= Martian Man =

Song by Lynsey de Paul

"Martian Man" is a song written by Lynsey de Paul that was destined to be a track on her 1976 album Before You Go Tonight (aka Take Your Time), but was shelved as part of a legal dispute with former manager Don Arden.

Although the dispute was solved in de Paul's favour, the album was first released in 1990, in Japan, as well as on a Best of.. CD (albeit as "My Martian Man") that was released in 1993. "Martian Man" finally appeared internationally as a track on de Paul's 2013 anthology CD, Into My Music: 1975-1979. De Paul explained that the ethereal song is about former boyfriend and zany musician Roy Wood, hence the strange lyrics about a woman who falls in love with a stranded Martian. "He came to collect me at my flat and he's dyed his hair green - I thought he looked like a Martian", she said in the booklet to her Into My Music album. Ironically, it was Wood who had recommended Don Arden as her new manager when she left MAM Records.

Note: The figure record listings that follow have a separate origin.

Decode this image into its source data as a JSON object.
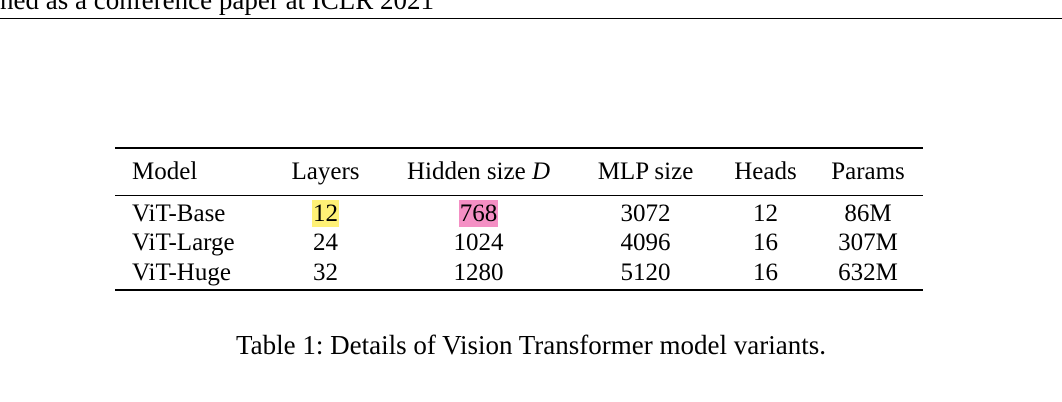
{
  "header": {
    "running_head": "ned as a conference paper at ICLR 2021"
  },
  "table": {
    "headers": {
      "model": "Model",
      "layers": "Layers",
      "hidden_prefix": "Hidden size ",
      "hidden_var": "D",
      "mlp": "MLP size",
      "heads": "Heads",
      "params": "Params"
    },
    "rows": [
      {
        "model": "ViT-Base",
        "layers": "12",
        "hidden": "768",
        "mlp": "3072",
        "heads": "12",
        "params": "86M"
      },
      {
        "model": "ViT-Large",
        "layers": "24",
        "hidden": "1024",
        "mlp": "4096",
        "heads": "16",
        "params": "307M"
      },
      {
        "model": "ViT-Huge",
        "layers": "32",
        "hidden": "1280",
        "mlp": "5120",
        "heads": "16",
        "params": "632M"
      }
    ],
    "highlights": {
      "layers_color": "#fff176",
      "hidden_color": "#f48fc4"
    }
  },
  "caption": {
    "text": "Table 1: Details of Vision Transformer model variants."
  }
}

In 1996, the ex-All About Eve singer and longterm de Paul fan, Julianne Regan, released an electronic version of the song that was approved by de Paul, as a track on the extended play CD The Milkman by Regan's group, Mice. Released on 22 April 1996 on Permanent records, it reached No. 92 on the UK Singles Chart in May that year. This recording of the song was also included on the 2001 Julianne Regan and Mice CD album, New and Improved on Jamtart Records.